Is New Zealand's party of alleged personal agency and responsibility in danger of being overrun by religious zealots who want to control our most intimate choices?
One thing I've appreciated about New Zealand since arriving in 2000 is that the abortion debate here is muted and mostly civil. There's one landowner on a highway southeast of Auckland who displays a billboard with a message along the lines of "choose life"; it is notable in its singularity and inoffensiveness. I understand a small group of subdued protesters also turn up religiously every week outside an Auckland hospital that provides abortions.

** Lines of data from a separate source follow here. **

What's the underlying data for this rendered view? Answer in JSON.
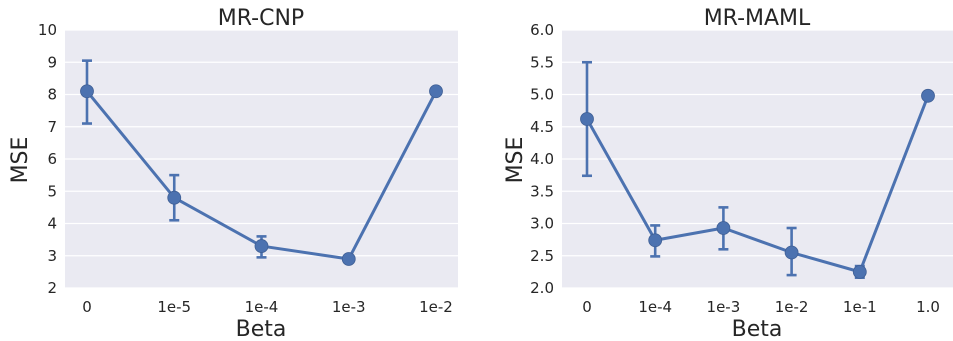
{
  "chart_data": [
    {
      "type": "line",
      "title": "MR-CNP",
      "xlabel": "Beta",
      "ylabel": "MSE",
      "categories": [
        "0",
        "1e-5",
        "1e-4",
        "1e-3",
        "1e-2"
      ],
      "values": [
        8.1,
        4.8,
        3.3,
        2.9,
        8.1
      ],
      "errors_low": [
        7.1,
        4.1,
        2.95,
        2.8,
        8.05
      ],
      "errors_high": [
        9.05,
        5.5,
        3.6,
        2.95,
        8.15
      ],
      "ylim": [
        2,
        10
      ],
      "yticks": [
        "2",
        "3",
        "4",
        "5",
        "6",
        "7",
        "8",
        "9",
        "10"
      ],
      "ytick_values": [
        2,
        3,
        4,
        5,
        6,
        7,
        8,
        9,
        10
      ],
      "grid": true,
      "color": "#4c72b0"
    },
    {
      "type": "line",
      "title": "MR-MAML",
      "xlabel": "Beta",
      "ylabel": "MSE",
      "categories": [
        "0",
        "1e-4",
        "1e-3",
        "1e-2",
        "1e-1",
        "1.0"
      ],
      "values": [
        4.62,
        2.74,
        2.93,
        2.55,
        2.25,
        4.98
      ],
      "errors_low": [
        3.74,
        2.49,
        2.6,
        2.2,
        2.16,
        4.94
      ],
      "errors_high": [
        5.5,
        2.97,
        3.25,
        2.93,
        2.34,
        5.02
      ],
      "ylim": [
        2.0,
        6.0
      ],
      "yticks": [
        "2.0",
        "2.5",
        "3.0",
        "3.5",
        "4.0",
        "4.5",
        "5.0",
        "5.5",
        "6.0"
      ],
      "ytick_values": [
        2.0,
        2.5,
        3.0,
        3.5,
        4.0,
        4.5,
        5.0,
        5.5,
        6.0
      ],
      "grid": true,
      "color": "#4c72b0"
    }
  ]
}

Most Kiwis are of a live-and-let-live mindset on abortion. How many are aware that our abortion law falls under the Crimes Act of 1961? It stipulates that women seeking an abortion obtain a medical certificate signed by two doctors; they can only approve the procedure on narrow grounds which do not include contraceptive failure, inability to financially support a child, or rape. For a medical procedure this is an unusually daunting hurdle, one which is obviously more difficult for poorer women, rural women, women for whom English is a second language, etc. In practice it means hundreds of babies are born every year to women who didn't wish to become mothers. (About 200 requests for abortions are refused every year.)
Yet in the political realm, the two main parties have largely given the issue a miss for decades, with the law last amended in 1977. Inanely popular immediate former Prime Minister John Key is best described as agnostically and inconsistently libertarian on issues with a moral dimension. He opposed decriminalising prostitution and cannabis use but favoured marriage equality and abortion law reform without any passionate advocacy for any of these stances. He handed his position to a man who claims to keep his religious views separate from his politics, yet coincidentally is in favour of none of the above, and he frowns on euthanasia too.
When this new Prime Minister, devout Catholic father-of-six Bill English callously declared that no review of the abortion laws would happen under his watch, it sounded a warning bell for me. Granted, having grown up in a place where doctors literally die over this issue, I am perhaps overly sensitive to those particular chimes. Avoiding what could be a contentious and messy debate is par for the course for too many Kiwi politicians; still, vigilance is called for when a man like this ascends to the leadership of the largest party, one which claims to champion personal agency and responsibility.
Tonight at a candidate forum at the St Ignatius Church in St Heliers, two-term Tāmaki MP Simon O'Connor of National proudly declared his "pro life" agenda: anti-abortion, anti-euthanasia. Across town in a red electorate, National selected a like-minded zealot to stand in New Lynn. How many more National MPs and 2017 candidates come from this mould? With English at the helm, what is their agenda should they reach some sort of critical mass?
I challenged O'Connor with the absurdity of the fact that a woman like me, a woman in her 40s who has raised children and doesn't want any more, can be raped and impregnated and then suffer the indignity of convincing two doctors her mental health would be impaired in order not to have to continue the pregnancy.
He accused me of raising an "extreme" example.
Only a zealot could be so tone deaf to the reality of the lives of half of his constituents.
The last thing New Zealand needs is floods of protesters shaming women seeking health care, blocking access to hospitals and clinics, and brandishing posters of bloody fetal parts to traumatise any young innocent children who happen to pass by.
Think it could never happen here? Still think our land and water is clean and green? Still think we're an egalitarian socialist paradise where everyone can realise the Kiwi dream if they only work hard and eschew soft green fruit?
In the United States, Republican politicians who probably don't even care about abortion cynically manipulate one-issue voters for support by banging this particular drum, whose echoes prevail in the pulpits of evangelical churches, on conservative talk-back radio and even in how abortion and abortion-seekers are depicted on television. I worry very much for New Zealand if National strategists ever conclude that this approach could be worthwhile here. The fact that only Pentecostal and evangelical faiths are growing in adherents, while milder Christian religions continue a downward slide does nothing to assuage my concern.